The salaciousness has reached a level where I feel I need to wash my hands after reading the papers. What is actually more interesting is the financial repercussions. The Cook-Brinkley case is in court because, rather than settle privately, which most people do, Cook is contesting their prenuptial agreement. This, we are learning, is something you can do quite successfully.
For example, if one of you is a better parent, that turns into a major bargaining chip (Cook claims Brinkley was a self-obsessed mother, primping instead of ironing); also, if the pre-nup was signed in a hurry, that’s a problem. And so forth.
Reportedly Madonna and Guy Ritchie did not have a pre-nup; if it comes to divorce for them, she will be sweating at the thought of what could happen to her estimated $846 million fortune. Also, if it is proven that she’s had an affair, and if he did not, that will almost certainly cost her. Small wonder that she is reported to have hired Fiona Shackleton, who successfully saved Paul McCartney from halving his $1.5 billion fortune with his ex-wife Heather Mills.

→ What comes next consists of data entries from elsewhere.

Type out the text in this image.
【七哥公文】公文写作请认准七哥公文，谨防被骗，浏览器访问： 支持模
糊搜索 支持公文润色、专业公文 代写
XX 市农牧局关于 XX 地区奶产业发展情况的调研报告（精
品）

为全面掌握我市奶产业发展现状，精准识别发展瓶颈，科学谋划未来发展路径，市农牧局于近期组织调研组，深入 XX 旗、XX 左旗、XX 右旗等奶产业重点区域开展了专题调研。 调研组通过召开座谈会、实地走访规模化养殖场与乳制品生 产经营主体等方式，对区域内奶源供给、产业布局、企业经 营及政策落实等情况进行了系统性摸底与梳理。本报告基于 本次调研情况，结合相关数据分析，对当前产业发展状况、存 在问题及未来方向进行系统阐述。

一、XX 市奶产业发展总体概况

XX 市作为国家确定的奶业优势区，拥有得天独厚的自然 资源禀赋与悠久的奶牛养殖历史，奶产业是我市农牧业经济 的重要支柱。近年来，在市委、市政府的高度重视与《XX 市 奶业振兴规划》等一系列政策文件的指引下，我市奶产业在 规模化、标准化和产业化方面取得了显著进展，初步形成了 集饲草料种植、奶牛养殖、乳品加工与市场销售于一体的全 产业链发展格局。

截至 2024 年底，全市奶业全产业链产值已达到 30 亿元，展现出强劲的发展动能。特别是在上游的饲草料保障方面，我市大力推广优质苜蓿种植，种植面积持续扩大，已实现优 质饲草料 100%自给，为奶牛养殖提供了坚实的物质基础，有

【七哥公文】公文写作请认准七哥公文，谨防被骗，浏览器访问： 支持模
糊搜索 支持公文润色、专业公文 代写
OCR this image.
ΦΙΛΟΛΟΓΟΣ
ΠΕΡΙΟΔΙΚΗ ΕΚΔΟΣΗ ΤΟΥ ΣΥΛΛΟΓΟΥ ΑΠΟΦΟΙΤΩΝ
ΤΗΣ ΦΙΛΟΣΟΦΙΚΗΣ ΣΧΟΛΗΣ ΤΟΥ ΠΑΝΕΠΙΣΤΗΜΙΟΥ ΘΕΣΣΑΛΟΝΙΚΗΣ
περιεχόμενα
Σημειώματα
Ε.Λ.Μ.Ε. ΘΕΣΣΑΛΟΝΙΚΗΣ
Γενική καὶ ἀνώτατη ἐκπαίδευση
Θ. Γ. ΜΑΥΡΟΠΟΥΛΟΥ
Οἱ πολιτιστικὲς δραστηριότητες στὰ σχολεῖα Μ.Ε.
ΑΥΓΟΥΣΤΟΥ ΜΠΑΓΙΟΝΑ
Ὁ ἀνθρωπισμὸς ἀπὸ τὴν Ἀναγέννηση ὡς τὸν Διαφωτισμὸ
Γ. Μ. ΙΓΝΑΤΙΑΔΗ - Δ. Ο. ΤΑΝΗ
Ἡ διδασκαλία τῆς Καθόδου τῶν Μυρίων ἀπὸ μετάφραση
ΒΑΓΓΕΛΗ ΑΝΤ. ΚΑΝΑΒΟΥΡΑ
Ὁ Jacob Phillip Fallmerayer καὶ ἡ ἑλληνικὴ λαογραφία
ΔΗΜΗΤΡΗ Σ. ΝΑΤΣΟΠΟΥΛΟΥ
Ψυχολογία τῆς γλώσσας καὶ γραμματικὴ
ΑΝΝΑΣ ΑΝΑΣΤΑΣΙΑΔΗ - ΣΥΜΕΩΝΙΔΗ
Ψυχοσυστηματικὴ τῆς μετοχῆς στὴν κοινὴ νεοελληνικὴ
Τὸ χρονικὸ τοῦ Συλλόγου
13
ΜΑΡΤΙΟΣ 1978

Yet the process of going to trial is so undignified that you have to wonder why these people can’t sit down with a mediator and work it all out.
Everyone knows that when marriages break down, tempers flare. But these couples have children old enough to read the headlines – or hear their friends talk about them at school. Shouldn’t any divorcing couple be thinking of their children’s welfare first and foremost?
If they were, they wouldn’t be in court – and I could read about more important things in the morning papers.